As an example, both Lindborg and Ostrow pointed to the approval of Biogen and Ionis’ Qalsody last year, in which the agency accepted neurofilament light chain, a marker of neurodegeneration, as a clinically validated endpoint.

“The FDA was perfectly willing to pay attention to rigorous, well-done science. So that’s sort of become the goal—rigorous science that proves these outcomes are meaningful,” Ostrow said of the approval. Navar said EverythingALS is “very closely aligned with the FDA” and working to make their objectively tracked biomarkers, starting with vocal but eventually covering every aspect of motor skills, meaningful clinical endpoints.

Potential Impact on Drug Development

Research shows less than 12% of candidate medicines that enter Phase I trials will be approved by the FDA, and Lindborg said she expects the percentage of ALS drugs to be even lower.

That’s because ALS is a particularly complicated disease, Lindborg said.
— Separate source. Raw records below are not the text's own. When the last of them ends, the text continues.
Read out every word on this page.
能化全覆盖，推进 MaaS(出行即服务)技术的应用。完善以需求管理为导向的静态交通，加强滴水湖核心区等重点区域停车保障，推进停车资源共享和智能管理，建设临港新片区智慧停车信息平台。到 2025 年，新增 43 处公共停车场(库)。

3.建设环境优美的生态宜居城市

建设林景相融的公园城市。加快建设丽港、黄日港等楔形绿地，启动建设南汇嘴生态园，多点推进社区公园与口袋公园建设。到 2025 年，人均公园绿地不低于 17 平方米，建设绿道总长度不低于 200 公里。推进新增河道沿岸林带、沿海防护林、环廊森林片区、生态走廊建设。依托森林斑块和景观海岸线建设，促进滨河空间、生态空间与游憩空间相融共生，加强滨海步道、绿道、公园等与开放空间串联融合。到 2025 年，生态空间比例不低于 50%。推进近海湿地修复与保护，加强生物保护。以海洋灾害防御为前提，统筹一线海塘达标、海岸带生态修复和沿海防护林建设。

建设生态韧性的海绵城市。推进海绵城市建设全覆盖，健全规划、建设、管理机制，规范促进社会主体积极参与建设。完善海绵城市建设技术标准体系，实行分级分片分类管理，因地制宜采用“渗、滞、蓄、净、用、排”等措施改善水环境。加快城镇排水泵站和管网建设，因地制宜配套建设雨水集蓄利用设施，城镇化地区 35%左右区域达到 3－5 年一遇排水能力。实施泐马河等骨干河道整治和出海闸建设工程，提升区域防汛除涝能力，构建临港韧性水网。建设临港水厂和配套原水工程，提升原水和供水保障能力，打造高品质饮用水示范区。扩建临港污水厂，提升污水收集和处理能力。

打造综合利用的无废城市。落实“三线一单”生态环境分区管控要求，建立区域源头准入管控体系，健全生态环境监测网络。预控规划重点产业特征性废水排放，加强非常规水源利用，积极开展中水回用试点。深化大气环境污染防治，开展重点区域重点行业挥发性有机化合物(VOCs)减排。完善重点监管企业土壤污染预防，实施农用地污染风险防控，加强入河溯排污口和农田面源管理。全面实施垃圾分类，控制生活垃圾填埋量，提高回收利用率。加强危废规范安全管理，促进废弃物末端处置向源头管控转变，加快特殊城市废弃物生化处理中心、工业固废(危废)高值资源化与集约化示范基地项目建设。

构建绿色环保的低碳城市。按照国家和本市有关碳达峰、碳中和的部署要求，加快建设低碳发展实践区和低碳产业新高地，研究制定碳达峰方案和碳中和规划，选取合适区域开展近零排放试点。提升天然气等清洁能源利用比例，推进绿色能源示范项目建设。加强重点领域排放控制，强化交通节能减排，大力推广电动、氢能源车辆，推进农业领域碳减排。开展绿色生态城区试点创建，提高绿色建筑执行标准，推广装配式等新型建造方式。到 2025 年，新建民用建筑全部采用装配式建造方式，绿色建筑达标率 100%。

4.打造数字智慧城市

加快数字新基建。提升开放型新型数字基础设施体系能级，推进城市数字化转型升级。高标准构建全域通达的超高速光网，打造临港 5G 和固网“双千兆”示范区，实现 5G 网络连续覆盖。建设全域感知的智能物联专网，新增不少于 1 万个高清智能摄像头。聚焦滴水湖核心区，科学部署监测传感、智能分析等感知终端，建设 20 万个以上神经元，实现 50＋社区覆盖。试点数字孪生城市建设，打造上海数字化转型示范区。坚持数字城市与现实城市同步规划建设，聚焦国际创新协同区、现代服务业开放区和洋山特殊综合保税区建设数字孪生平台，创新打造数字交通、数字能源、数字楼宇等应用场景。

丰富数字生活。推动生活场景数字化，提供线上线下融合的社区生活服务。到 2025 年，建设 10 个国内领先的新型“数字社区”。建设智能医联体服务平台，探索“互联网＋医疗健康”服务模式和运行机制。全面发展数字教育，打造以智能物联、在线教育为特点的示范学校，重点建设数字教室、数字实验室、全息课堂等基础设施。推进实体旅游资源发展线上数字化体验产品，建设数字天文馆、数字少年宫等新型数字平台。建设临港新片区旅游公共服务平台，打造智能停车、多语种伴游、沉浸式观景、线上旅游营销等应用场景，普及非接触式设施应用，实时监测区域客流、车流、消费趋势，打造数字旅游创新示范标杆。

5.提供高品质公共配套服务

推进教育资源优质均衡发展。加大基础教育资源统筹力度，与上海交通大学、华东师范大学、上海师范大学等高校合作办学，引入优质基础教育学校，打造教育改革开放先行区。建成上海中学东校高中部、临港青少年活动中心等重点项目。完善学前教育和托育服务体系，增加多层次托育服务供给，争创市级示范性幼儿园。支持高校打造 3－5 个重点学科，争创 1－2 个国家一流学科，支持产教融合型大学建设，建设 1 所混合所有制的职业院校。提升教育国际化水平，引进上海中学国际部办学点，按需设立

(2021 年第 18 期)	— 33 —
About 90% of cases are sporadic, with no familial history, and its causes are not well understood. Despite decades of research, there are very few treatment options available to these patients.

After the first drug was approved for the disease in 1995, the next new treatment specifically for ALS, Mitsubishi Tanabe Pharma’s Radicava, didn’t come until 22 years later in 2017. Five years after that, Relyvrio was approved, followed by Qalsody in 2023 for patients specifically with the SOD1 gene mutation.

Earlier this month, Amylyx voluntarily pulled Relyvrio from U.S. and Canadian markets after a Phase III study showed the drug did not improve ALSFRS-R scores after 48 weeks compared to placebo.

“We have to de-risk” ALS drug development, Ostrow said, both for companies and investors. In addition to providing an objective measure for patients to monitor their disease progression, the goal in developing these novel biomarkers is to provide an assessment tool that can be used as a clinical endpoint. “We’re sick of trials failing and not knowing why they failed or . . . what to do next,” Ostrow said.

He pointed out the advantage of digital biomarkers for identifying the correct patient populations for potential therapies. “We can cluster people into fast progressors or slow progressors,” he said, adding that a drug will often work in a subpopulation of patients. Biomarkers can help identify the right subset to target, hopefully improving clinical trial outcomes.

“No two ALS patients are the same, but there are clusters,” Ostrow said. “If you can identify a cluster and know how they behave, that makes it easier to tell if your drugs are making a difference.”

BrainStorm has encountered turbulence in its bid to bring NurOwn to the market. In September 2023, an advisory committee concluded that the treatment was not effective in terms of survival. Yet a subgroup of patients with earlier-stage disease had a wider margin of benefit. The company will now target this earlier-stage population in a Phase IIIb trial.

“There’s no question that as these [biomarkers] emerge . . . we will want to include them,” Lindborg said.

A more objective view of a patient’s disease can help researchers to see potential treatment benefits that may otherwise be missed, she added. “Companies are not likely to make a funding decision . . . based on speech [alone], but it’s a fundamental part of the disease.”